FUNDAMENTALS A Complete Guide for Beginners
In Bash, a substring is a part of a string derived or extracted from the string. Substring provides powerful features for text manipulation and processing. Substring extraction is essential for text manipulation.
You can use the following methods to extract Bash substring:
- Using Bash’s substring expansion:
${input_string:start_index:length}
- Using the “cut” command:
cut -c N-M <<< input_string
- Using the “awk” command:
awk '{print substr($input_string,start_index, length)}'
- Using the “expr” command:
expr substr input_string start_index length
- Using the “grep” command:
echo input_string | grep -o “substring”
There are two types of bash substring extraction: index-based and pattern-based.
In this article, I’ll explain 4 methods of index-based substring extraction and 3 methods of pattern-based substring extraction in Bash. So let’s get started!
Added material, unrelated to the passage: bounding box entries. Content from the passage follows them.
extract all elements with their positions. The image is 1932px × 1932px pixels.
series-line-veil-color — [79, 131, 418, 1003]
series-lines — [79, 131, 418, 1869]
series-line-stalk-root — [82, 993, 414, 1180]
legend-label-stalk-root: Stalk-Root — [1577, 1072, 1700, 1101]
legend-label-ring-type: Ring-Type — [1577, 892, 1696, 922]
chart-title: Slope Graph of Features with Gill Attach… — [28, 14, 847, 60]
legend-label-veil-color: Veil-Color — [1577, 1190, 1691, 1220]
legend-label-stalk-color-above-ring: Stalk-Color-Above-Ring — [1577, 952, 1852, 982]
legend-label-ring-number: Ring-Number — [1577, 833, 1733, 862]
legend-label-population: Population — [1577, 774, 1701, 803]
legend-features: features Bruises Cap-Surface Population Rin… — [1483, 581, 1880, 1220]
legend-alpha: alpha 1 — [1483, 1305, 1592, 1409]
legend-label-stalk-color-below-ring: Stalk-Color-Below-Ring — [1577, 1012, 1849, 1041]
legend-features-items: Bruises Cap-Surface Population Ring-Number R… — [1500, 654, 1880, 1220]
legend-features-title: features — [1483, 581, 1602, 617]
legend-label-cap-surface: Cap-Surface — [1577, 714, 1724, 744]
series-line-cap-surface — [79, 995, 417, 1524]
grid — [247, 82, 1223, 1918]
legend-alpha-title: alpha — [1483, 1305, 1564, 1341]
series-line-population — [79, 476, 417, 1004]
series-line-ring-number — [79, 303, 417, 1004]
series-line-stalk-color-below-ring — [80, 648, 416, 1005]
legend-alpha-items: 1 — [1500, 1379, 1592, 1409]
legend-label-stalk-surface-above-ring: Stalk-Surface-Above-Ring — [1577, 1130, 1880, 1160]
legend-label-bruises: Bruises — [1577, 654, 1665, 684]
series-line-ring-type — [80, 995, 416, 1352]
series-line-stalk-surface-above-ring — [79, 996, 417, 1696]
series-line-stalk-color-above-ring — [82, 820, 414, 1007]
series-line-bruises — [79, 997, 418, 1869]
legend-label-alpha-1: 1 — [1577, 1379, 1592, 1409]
A. Index-Based Substring Extraction
Index-based extraction involves extracting a substring from an original string based on specified start and end positions of characters. Bash strings are zero-indexed. You can extract a substring based on the index in various ways like Bash’s substring expansion, using the “cut” command, using the “awk” command, and using the “expr” command.
1. Using Bash’s Substring Expansion
The simplest method to extract a substring from a string is to use the expression ${string:start_index:length}
where the string variable holds the main text or string. The start_index
denotes the initial position of characters from which the extraction begins, while the length
specifies the size of the resulting substring.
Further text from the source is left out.